Museum

Museum

MISSION

The Boqueirão Whaling Station Museum’s mission is to preserve its collection, ensure continuous research, enrichment and dissemination, and to immortalize something that is a huge part of the history of the island of Flores and the culture of all Azoreans.  

THE BUILDING

The museum building is part of the former Boqueirão Whaling Station at the north-easternmost point of the town of Santa Cruz das Flores, the main centre in the municipality of the same name. The building was purpose-built as a facility for the transformation of sperm whales caught off the island. It is located just above the port of Boqueirão at about 27 meters above sea level. The building stands out in the urban landscape for its size and the conspicuousness of its chimney. For many locals, it is a visual reminder of the times when whaling was part of the local lifestyle. The building is included in a manufacturing complex that also comprises the cutting-up deck and beaching ramp, both located on the north side of the building, which is composed of four rectangular bodies, perpendicular to each other, with a cylindrical chimney, and covering a total area of about 1,850 m2.
Currently, integrated into the industrial complex, but with a separate entrance and independent management, we find the Environmental Interpretation Centre of Boqueirão.
The whaling company Reis & Flores, with Francisco Marcelino dos Reis and José Jacinto Mendonça Flores as majority shareholders, built the Boqueirão Whaling Station between 1941 and 1944. It remained operational until 1984. Later it was acquired by the council of Santa Cruz das Flores and served the local authority until 1992 as a warehouse, blacksmith’s and a mechanics and paint workshop, with the exception of the east wing of the building. This wing, consisting of two large rooms and adjacent pump room, was then assigned by the local council as the island´s Art and Local Traditions Museum, and later the Art of the Sea Section.
In 1991, the Regional Direction of Cultural Affairs asked the European Commission for financial support to renovate the whaling station, and in 1992 work began on restoring machinery, which would last about a year.
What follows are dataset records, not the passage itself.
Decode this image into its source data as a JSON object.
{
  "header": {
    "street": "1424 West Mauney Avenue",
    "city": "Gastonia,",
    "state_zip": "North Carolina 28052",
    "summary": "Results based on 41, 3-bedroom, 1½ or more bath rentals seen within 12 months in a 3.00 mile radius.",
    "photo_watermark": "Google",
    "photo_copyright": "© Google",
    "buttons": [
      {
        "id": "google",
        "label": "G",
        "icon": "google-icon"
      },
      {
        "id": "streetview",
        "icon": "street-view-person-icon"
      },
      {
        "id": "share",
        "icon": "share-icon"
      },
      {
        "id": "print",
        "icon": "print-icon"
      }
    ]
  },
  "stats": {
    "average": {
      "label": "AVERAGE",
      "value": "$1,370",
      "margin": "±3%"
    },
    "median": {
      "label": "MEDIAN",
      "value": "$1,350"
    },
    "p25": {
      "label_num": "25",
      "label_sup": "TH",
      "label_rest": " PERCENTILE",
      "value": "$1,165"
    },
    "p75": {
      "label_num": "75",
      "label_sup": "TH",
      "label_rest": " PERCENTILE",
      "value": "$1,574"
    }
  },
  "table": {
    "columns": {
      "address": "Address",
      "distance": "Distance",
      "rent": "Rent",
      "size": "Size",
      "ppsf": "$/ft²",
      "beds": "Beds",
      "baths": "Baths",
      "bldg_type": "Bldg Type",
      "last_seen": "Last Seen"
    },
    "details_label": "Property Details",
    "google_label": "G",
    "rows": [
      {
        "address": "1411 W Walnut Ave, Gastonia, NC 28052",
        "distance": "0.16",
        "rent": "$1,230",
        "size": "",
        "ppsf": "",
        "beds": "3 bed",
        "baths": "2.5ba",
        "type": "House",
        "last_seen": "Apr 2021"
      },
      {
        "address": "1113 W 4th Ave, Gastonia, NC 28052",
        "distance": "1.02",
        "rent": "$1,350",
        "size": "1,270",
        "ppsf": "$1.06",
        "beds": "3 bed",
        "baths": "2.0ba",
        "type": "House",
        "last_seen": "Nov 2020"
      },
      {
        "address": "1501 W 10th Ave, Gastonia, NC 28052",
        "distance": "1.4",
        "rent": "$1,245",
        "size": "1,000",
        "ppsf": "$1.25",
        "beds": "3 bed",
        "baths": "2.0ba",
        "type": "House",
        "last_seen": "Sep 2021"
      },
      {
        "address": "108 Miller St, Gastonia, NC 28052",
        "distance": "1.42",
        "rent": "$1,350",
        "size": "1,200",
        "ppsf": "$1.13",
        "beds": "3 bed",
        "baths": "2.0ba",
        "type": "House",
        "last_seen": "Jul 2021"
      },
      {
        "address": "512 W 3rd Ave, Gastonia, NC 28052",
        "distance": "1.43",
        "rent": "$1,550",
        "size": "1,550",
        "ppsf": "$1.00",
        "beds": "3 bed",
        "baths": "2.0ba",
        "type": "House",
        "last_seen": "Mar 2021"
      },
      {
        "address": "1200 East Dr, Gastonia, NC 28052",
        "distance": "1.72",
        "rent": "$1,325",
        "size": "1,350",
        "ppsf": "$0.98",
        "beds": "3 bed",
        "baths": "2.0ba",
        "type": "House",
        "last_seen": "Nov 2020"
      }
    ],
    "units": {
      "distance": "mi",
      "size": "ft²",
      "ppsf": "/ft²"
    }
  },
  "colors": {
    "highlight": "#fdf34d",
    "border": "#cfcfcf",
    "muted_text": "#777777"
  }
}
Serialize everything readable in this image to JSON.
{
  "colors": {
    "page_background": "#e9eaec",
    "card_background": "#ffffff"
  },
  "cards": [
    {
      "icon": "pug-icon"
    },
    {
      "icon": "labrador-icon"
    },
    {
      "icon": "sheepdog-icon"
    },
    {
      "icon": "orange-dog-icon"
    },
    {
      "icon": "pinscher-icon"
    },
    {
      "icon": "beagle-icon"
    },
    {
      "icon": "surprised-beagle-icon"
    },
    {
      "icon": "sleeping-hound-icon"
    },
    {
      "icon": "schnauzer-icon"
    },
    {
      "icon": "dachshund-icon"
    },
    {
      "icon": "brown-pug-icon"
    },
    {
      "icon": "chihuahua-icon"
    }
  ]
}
In spite of this first attempt at conservation for museum purposes, the plant still remained abandoned for more than 10 years and only later was classified as a building of Public Interest (Resolution 67/99 of 29 April).
In 2006, the matter was taken up again, and the conversion of this industrial complex into a museum began under the responsibility of the company Ilhas de Valor S.A.
In architectural terms, the changes made during the restoration period included the addition of a second floor to the west wing and the placing of a roof on an adjacent area that was originally open to the air.
Today, the building is completely restored, with several renovations that have allowed the installation of new museum content, in addition to the original machinery that lends the space a fascinating and emotional ambience. Maintaining the original roof, the masonry walls and the original concrete structures, has given us a very realistic idea of the facilities when used at the height of the whaling activity.